There seem to be multiple confounding factors here:

  • One has to build this with a non-zero mir-opt-level to even get fully in-place argument passing from src to move_arg. Miri runs with opt-level 0 which has extra copies which avoids the UB. The optimization that removes the copies is wrong if we assume Miri semantics. I opened https://github.com/rust-lang/unsafe-code-guidelines/issues/556 for that.
  • But even with -Zmir-opt-level=1, we do not get in-place argument passing in Miri. Somehow, if retags are present, then GVN turns the move into a copy. Before GVN:
fn src(_1: Foo) -> () {
    debug x => _1;
    let mut _0: ();
    let mut _2: &Foo;
    let _3: &Foo;
    let _4: ();
    let mut _5: Foo;
    scope 1 (inlined escape) {
        let mut _6: *const Foo;
        let mut _7: *mut *const Foo;
    }

    bb0: {
        StorageLive(_2);
        StorageLive(_3);
        _3 = &_1;
        _2 = copy _3;
        StorageLive(_6);
        Retag(_2);
        _6 = &raw const (*_2);
        StorageLive(_7);
        _7 = const {alloc1: *mut *const Foo};
        (*_7) = copy _6;
        StorageDead(_7);
        StorageDead(_6);
        StorageDead(_2);
        StorageDead(_3);
        StorageLive(_5);
        _5 = move _1;
        _4 = move_arg(move _5) -> [return: bb1, unwind continue];
    }

    bb1: {
        StorageDead(_5);
        return;
    }
}

After GVN:

fn src(_1: Foo) -> () {
    debug x => _1;
    let mut _0: ();
    let mut _2: &Foo;
    let _3: &Foo;
    let _4: ();
    let mut _5: Foo;
    scope 1 (inlined escape) {
        let mut _6: *const Foo;
        let mut _7: *mut *const Foo;
    }

    bb0: {
        StorageLive(_2);
        nop;
        _3 = &_1;
        _2 = copy _3;
        nop;
        Retag(_2);
        _6 = &raw const (*_2);
        StorageLive(_7);
        _7 = const {alloc1: *mut *const Foo};
        (*_7) = copy _6;
        StorageDead(_7);
        nop;
        StorageDead(_2);
        nop;
        StorageLive(_5);
        _5 = copy _1;
        _4 = move_arg(copy _1) -> [return: bb1, unwind continue];
    }

    bb1: {
        StorageDead(_5);
        return;
    }
}

This can be reproduced with rustc --emit=mir move.rs -O -Zmir-emit-retag -Zdump-mir=src.

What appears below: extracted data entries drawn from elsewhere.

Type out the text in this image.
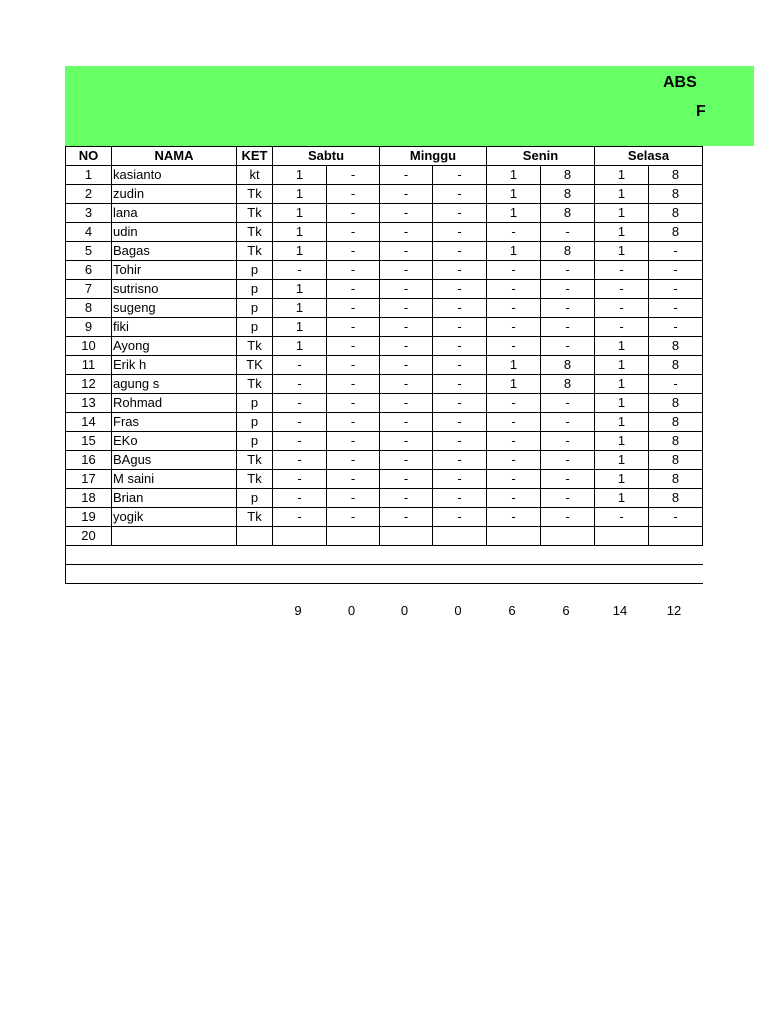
ABS
F
NO	NAMA	KET	Sabtu		Minggu		Senin		Selasa	
1	kasianto	kt	1	-	-	-	1	8	1	8
2	zudin	Tk	1	-	-	-	1	8	1	8
3	lana	Tk	1	-	-	-	1	8	1	8
4	udin	Tk	1	-	-	-	-	-	1	8
5	Bagas	Tk	1	-	-	-	1	8	1	-
6	Tohir	p	-	-	-	-	-	-	-	-
7	sutrisno	p	1	-	-	-	-	-	-	-
8	sugeng	p	1	-	-	-	-	-	-	-
9	fiki	p	1	-	-	-	-	-	-	-
10	Ayong	Tk	1	-	-	-	-	-	1	8
11	Erik h	TK	-	-	-	-	1	8	1	8
12	agung s	Tk	-	-	-	-	1	8	1	-
13	Rohmad	p	-	-	-	-	-	-	1	8
14	Fras	p	-	-	-	-	-	-	1	8
15	EKo	p	-	-	-	-	-	-	1	8
16	BAgus	Tk	-	-	-	-	-	-	1	8
17	M saini	Tk	-	-	-	-	-	-	1	8
18	Brian	p	-	-	-	-	-	-	1	8
19	yogik	Tk	-	-	-	-	-	-	-	-
20										

9	0	0	0	6	6	14	12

@rust-lang/wg-mir-opt @cjgillot @compiler-errors any idea why GVN might be doing this?

RalfJung avatar Feb 13 '25 07:02 RalfJung

@scottmcm do you have any idea what GVN is doing here?

RalfJung avatar Apr 01 '25 06:04 RalfJung

I haven't dug into the example specifically, but whenever GVN re-uses something it removes all the storage markers for that value and changes all the uses to copy rather than move. So maybe that's related?

scottmcm avatar Apr 01 '25 17:04 scottmcm

What I am wondering is why adding a Retag(_2) changes whether GVN kicks in for _5 (which is the same as _1).